Treatment of human immunodeficiency virus type 1 (HIV-1) infection during the clinical latency phase with drugs inhibiting reverse transcriptase (RT) reduces the HIV-1 RNA load and increases the CD4+ T-cell count. Typically, however, the virus evolves mutations in the RT gene that circumvent the drugs. We develop a mathematical model for this situation. The model distinguishes quiescent from activated CD4+ T cells, incorporates the fact that only activated cells can become productively infected by HIV-1, embodies empirical estimates for the drug resistance and the mutation frequency for each of the HIV-1 drug-resistant mutants, and assumes the antiviral immune response to remain constant over the course of the experiments. We analyze clinical data on the evolution of drug-resistant mutants for the RT inhibitors lamivudine and zidovudine. The results show that the evolutionary sequence of the drug-resistant mutants in both data sets is accounted for by our model, given that lamivudine is more effective than zidovudine.
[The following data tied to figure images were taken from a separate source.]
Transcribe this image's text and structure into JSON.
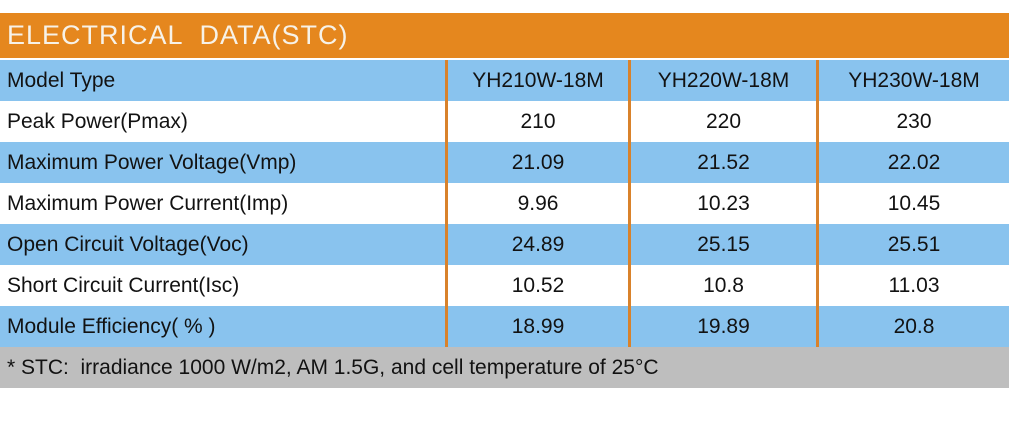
{
  "title": "ELECTRICAL  DATA(STC)",
  "colors": {
    "title_bg": "#E5871E",
    "row_blue": "#89C3EE",
    "row_white": "#FFFFFF",
    "separator_orange": "#D9822B",
    "footer_bg": "#BEBEBE",
    "title_text": "#F7F2E8",
    "body_text": "#121212"
  },
  "table": {
    "header": {
      "label": "Model Type",
      "columns": [
        "YH210W-18M",
        "YH220W-18M",
        "YH230W-18M"
      ]
    },
    "rows": [
      {
        "label": "Peak Power(Pmax)",
        "values": [
          "210",
          "220",
          "230"
        ]
      },
      {
        "label": "Maximum Power Voltage(Vmp)",
        "values": [
          "21.09",
          "21.52",
          "22.02"
        ]
      },
      {
        "label": "Maximum Power Current(Imp)",
        "values": [
          "9.96",
          "10.23",
          "10.45"
        ]
      },
      {
        "label": "Open Circuit Voltage(Voc)",
        "values": [
          "24.89",
          "25.15",
          "25.51"
        ]
      },
      {
        "label": "Short Circuit Current(Isc)",
        "values": [
          "10.52",
          "10.8",
          "11.03"
        ]
      },
      {
        "label": "Module Efficiency( % )",
        "values": [
          "18.99",
          "19.89",
          "20.8"
        ]
      }
    ]
  },
  "footnote": "* STC:  irradiance 1000 W/m2, AM 1.5G, and cell temperature of 25°C"
}
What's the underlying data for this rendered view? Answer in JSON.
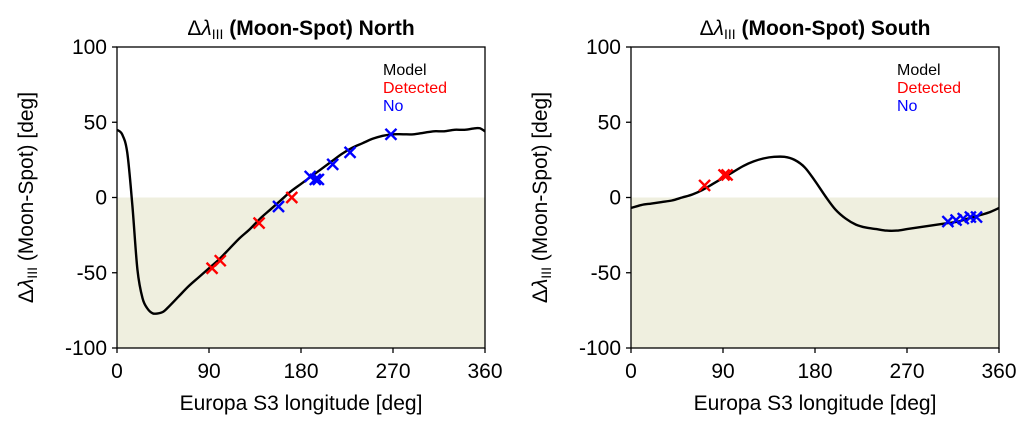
{
  "chart_data": [
    {
      "type": "line",
      "title_parts": {
        "delta": "Δ",
        "lambda": "λ",
        "sub": "III",
        "rest": " (Moon-Spot) North"
      },
      "xlabel": "Europa S3 longitude [deg]",
      "ylabel_parts": {
        "delta": "Δ",
        "lambda": "λ",
        "sub": "III",
        "rest": " (Moon-Spot) [deg]"
      },
      "xlim": [
        0,
        360
      ],
      "ylim": [
        -100,
        100
      ],
      "xticks": [
        0,
        90,
        180,
        270,
        360
      ],
      "yticks": [
        100,
        50,
        0,
        -50,
        -100
      ],
      "shaded_region": {
        "y_from": -100,
        "y_to": 0,
        "color": "#efefdf"
      },
      "legend": {
        "placement": "top-right",
        "entries": [
          {
            "label": "Model",
            "color": "#000000"
          },
          {
            "label": "Detected",
            "color": "#ff0000"
          },
          {
            "label": "No",
            "color": "#0000ff"
          }
        ]
      },
      "series": [
        {
          "name": "Model",
          "color": "#000000",
          "x": [
            0,
            5,
            10,
            15,
            20,
            25,
            30,
            35,
            40,
            45,
            50,
            60,
            70,
            80,
            90,
            100,
            110,
            120,
            130,
            140,
            150,
            160,
            170,
            180,
            190,
            200,
            210,
            220,
            230,
            240,
            250,
            260,
            270,
            280,
            290,
            300,
            310,
            320,
            330,
            340,
            350,
            355,
            360
          ],
          "y": [
            45,
            42,
            30,
            -5,
            -48,
            -67,
            -74,
            -77,
            -77,
            -76,
            -73,
            -66,
            -59,
            -53,
            -47,
            -41,
            -34,
            -27,
            -21,
            -14,
            -8,
            -2,
            4,
            9,
            14,
            19,
            24,
            29,
            33,
            36,
            39,
            41,
            42,
            42,
            42,
            43,
            44,
            44,
            45,
            45,
            46,
            46,
            44
          ]
        },
        {
          "name": "Detected",
          "color": "#ff0000",
          "marker": "x",
          "x": [
            93,
            101,
            139,
            171
          ],
          "y": [
            -47,
            -42,
            -17,
            0
          ]
        },
        {
          "name": "No",
          "color": "#0000ff",
          "marker": "x",
          "x": [
            158,
            189,
            194,
            197,
            211,
            228,
            268
          ],
          "y": [
            -6,
            14,
            12,
            12,
            22,
            30,
            42
          ]
        }
      ]
    },
    {
      "type": "line",
      "title_parts": {
        "delta": "Δ",
        "lambda": "λ",
        "sub": "III",
        "rest": " (Moon-Spot) South"
      },
      "xlabel": "Europa S3 longitude [deg]",
      "ylabel_parts": {
        "delta": "Δ",
        "lambda": "λ",
        "sub": "III",
        "rest": " (Moon-Spot) [deg]"
      },
      "xlim": [
        0,
        360
      ],
      "ylim": [
        -100,
        100
      ],
      "xticks": [
        0,
        90,
        180,
        270,
        360
      ],
      "yticks": [
        100,
        50,
        0,
        -50,
        -100
      ],
      "shaded_region": {
        "y_from": -100,
        "y_to": 0,
        "color": "#efefdf"
      },
      "legend": {
        "placement": "top-right",
        "entries": [
          {
            "label": "Model",
            "color": "#000000"
          },
          {
            "label": "Detected",
            "color": "#ff0000"
          },
          {
            "label": "No",
            "color": "#0000ff"
          }
        ]
      },
      "series": [
        {
          "name": "Model",
          "color": "#000000",
          "x": [
            0,
            10,
            20,
            30,
            40,
            50,
            60,
            70,
            80,
            90,
            100,
            110,
            120,
            130,
            140,
            150,
            160,
            170,
            180,
            190,
            200,
            210,
            220,
            230,
            240,
            250,
            260,
            270,
            280,
            290,
            300,
            310,
            320,
            330,
            340,
            350,
            360
          ],
          "y": [
            -7,
            -5,
            -4,
            -3,
            -2,
            0,
            2,
            5,
            9,
            13,
            17,
            21,
            24,
            26,
            27,
            27,
            25,
            20,
            11,
            1,
            -8,
            -14,
            -18,
            -20,
            -21,
            -22,
            -22,
            -21,
            -20,
            -19,
            -18,
            -17,
            -16,
            -14,
            -12,
            -10,
            -7
          ]
        },
        {
          "name": "Detected",
          "color": "#ff0000",
          "marker": "x",
          "x": [
            72,
            91,
            94
          ],
          "y": [
            8,
            15,
            15
          ]
        },
        {
          "name": "No",
          "color": "#0000ff",
          "marker": "x",
          "x": [
            310,
            318,
            325,
            332,
            338
          ],
          "y": [
            -16,
            -15,
            -14,
            -13,
            -13
          ]
        }
      ]
    }
  ]
}
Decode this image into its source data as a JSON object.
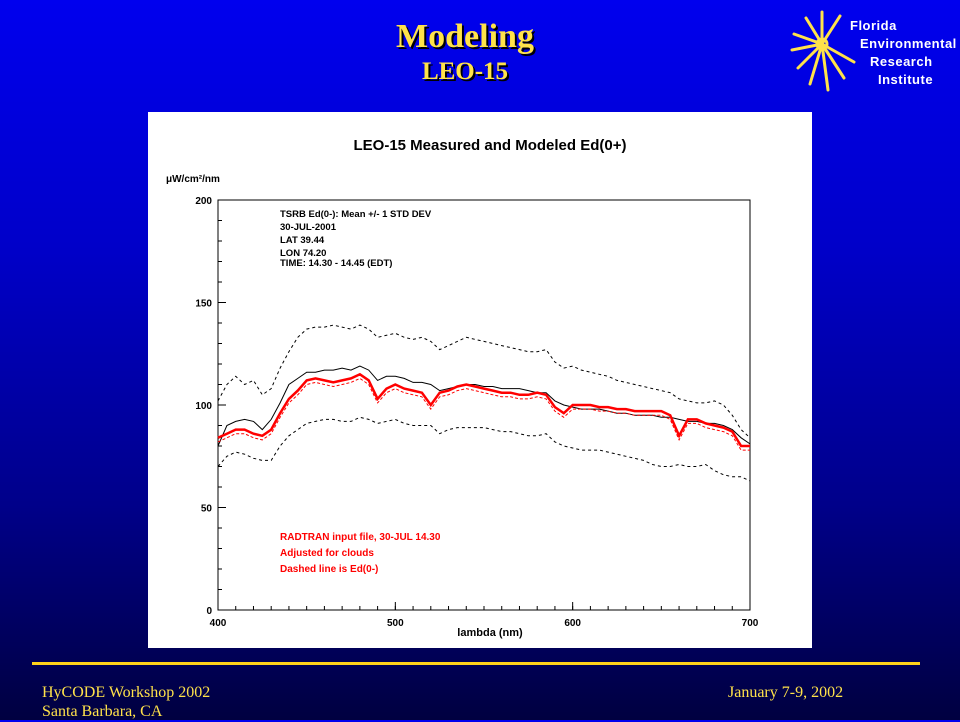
{
  "slide": {
    "title": "Modeling",
    "subtitle": "LEO-15"
  },
  "logo": {
    "lines": [
      "Florida",
      "Environmental",
      "Research",
      "Institute"
    ]
  },
  "footer": {
    "left_line1": "HyCODE Workshop 2002",
    "left_line2": "Santa Barbara, CA",
    "right": "January 7-9, 2002"
  },
  "colors": {
    "title": "#ffe24a",
    "measured": "#000000",
    "modeled": "#ff0000",
    "rule": "#ffd21a"
  },
  "chart_data": {
    "type": "line",
    "title": "LEO-15 Measured and Modeled Ed(0+)",
    "xlabel": "lambda (nm)",
    "ylabel": "μW/cm²/nm",
    "xlim": [
      400,
      700
    ],
    "ylim": [
      0,
      200
    ],
    "xticks": [
      "400",
      "500",
      "600",
      "700"
    ],
    "yticks": [
      "0",
      "50",
      "100",
      "150",
      "200"
    ],
    "grid": false,
    "annotations_black": [
      "TSRB Ed(0-): Mean +/- 1 STD DEV",
      "30-JUL-2001",
      "LAT 39.44",
      "LON 74.20",
      "TIME: 14.30 - 14.45 (EDT)"
    ],
    "annotations_red": [
      "RADTRAN input file, 30-JUL 14.30",
      "Adjusted for clouds",
      "Dashed line is Ed(0-)"
    ],
    "x": [
      400,
      405,
      410,
      415,
      420,
      425,
      430,
      435,
      440,
      445,
      450,
      455,
      460,
      465,
      470,
      475,
      480,
      485,
      490,
      495,
      500,
      505,
      510,
      515,
      520,
      525,
      530,
      535,
      540,
      545,
      550,
      555,
      560,
      565,
      570,
      575,
      580,
      585,
      590,
      595,
      600,
      605,
      610,
      615,
      620,
      625,
      630,
      635,
      640,
      645,
      650,
      655,
      660,
      665,
      670,
      675,
      680,
      685,
      690,
      695,
      700
    ],
    "series": [
      {
        "style": "black-dashed-upper",
        "values": [
          102,
          110,
          114,
          110,
          112,
          105,
          108,
          118,
          126,
          133,
          137,
          138,
          138,
          139,
          138,
          137,
          139,
          137,
          133,
          134,
          135,
          133,
          132,
          133,
          131,
          127,
          129,
          131,
          133,
          132,
          131,
          130,
          129,
          128,
          127,
          126,
          126,
          127,
          121,
          118,
          119,
          117,
          116,
          115,
          114,
          112,
          111,
          110,
          109,
          108,
          107,
          106,
          103,
          102,
          101,
          101,
          102,
          100,
          95,
          88,
          84
        ]
      },
      {
        "style": "black-dashed-lower",
        "values": [
          70,
          75,
          77,
          76,
          74,
          73,
          73,
          80,
          85,
          88,
          91,
          92,
          93,
          93,
          92,
          92,
          94,
          93,
          91,
          92,
          93,
          91,
          90,
          90,
          90,
          86,
          88,
          89,
          89,
          89,
          89,
          88,
          87,
          87,
          86,
          85,
          85,
          86,
          82,
          80,
          79,
          78,
          78,
          78,
          77,
          76,
          75,
          74,
          73,
          71,
          70,
          70,
          71,
          70,
          70,
          71,
          68,
          66,
          65,
          65,
          63
        ]
      },
      {
        "style": "black-solid",
        "values": [
          80,
          90,
          92,
          93,
          92,
          88,
          93,
          101,
          110,
          113,
          116,
          116,
          117,
          117,
          118,
          117,
          119,
          117,
          112,
          114,
          114,
          113,
          111,
          111,
          110,
          107,
          108,
          109,
          110,
          110,
          109,
          109,
          108,
          108,
          108,
          107,
          106,
          106,
          102,
          100,
          99,
          98,
          98,
          98,
          97,
          96,
          96,
          95,
          95,
          95,
          94,
          94,
          93,
          92,
          92,
          91,
          91,
          90,
          88,
          84,
          81
        ]
      },
      {
        "style": "red-solid",
        "values": [
          84,
          86,
          88,
          88,
          86,
          85,
          88,
          96,
          103,
          107,
          112,
          113,
          112,
          111,
          112,
          113,
          115,
          112,
          103,
          108,
          110,
          108,
          107,
          106,
          100,
          106,
          107,
          109,
          110,
          109,
          108,
          107,
          106,
          106,
          105,
          105,
          106,
          105,
          99,
          96,
          100,
          100,
          100,
          99,
          99,
          98,
          98,
          97,
          97,
          97,
          97,
          95,
          85,
          93,
          93,
          91,
          90,
          89,
          87,
          80,
          80
        ]
      },
      {
        "style": "red-dashed",
        "values": [
          82,
          84,
          86,
          86,
          84,
          83,
          86,
          94,
          101,
          105,
          110,
          111,
          110,
          109,
          110,
          111,
          113,
          110,
          101,
          106,
          108,
          106,
          105,
          104,
          98,
          104,
          105,
          107,
          108,
          107,
          106,
          105,
          104,
          104,
          103,
          103,
          104,
          103,
          97,
          94,
          98,
          98,
          98,
          97,
          97,
          96,
          96,
          95,
          95,
          95,
          95,
          93,
          83,
          91,
          91,
          89,
          88,
          87,
          85,
          78,
          78
        ]
      }
    ]
  }
}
Thus, current empirical estimates of the mutation frequencies and the drug resistances of the mutants suffice for explaining the data. We derive a critical treatment level below which the wild-type HIV-1 RNA load can rebound before the first drug-resistant mutant appears. Our zidovudine data confirm this to be the case. Thus, we demonstrate in the model and the data that the rebound of the HIV-1 RNA load in the case of zidovudine is due to the outgrowth of wild-type virus and the first drug-resistant mutant, whereas that in the case of lamivudine can only be due to the drug-resistant mutants. The evolution of drug resistance proceeds slower in the case of zidovudine because (i) zidovudine is not as effective as lamivudine and (ii) the first zidovudine drug-resistant mutant is competing with the rebounding wild-type virus.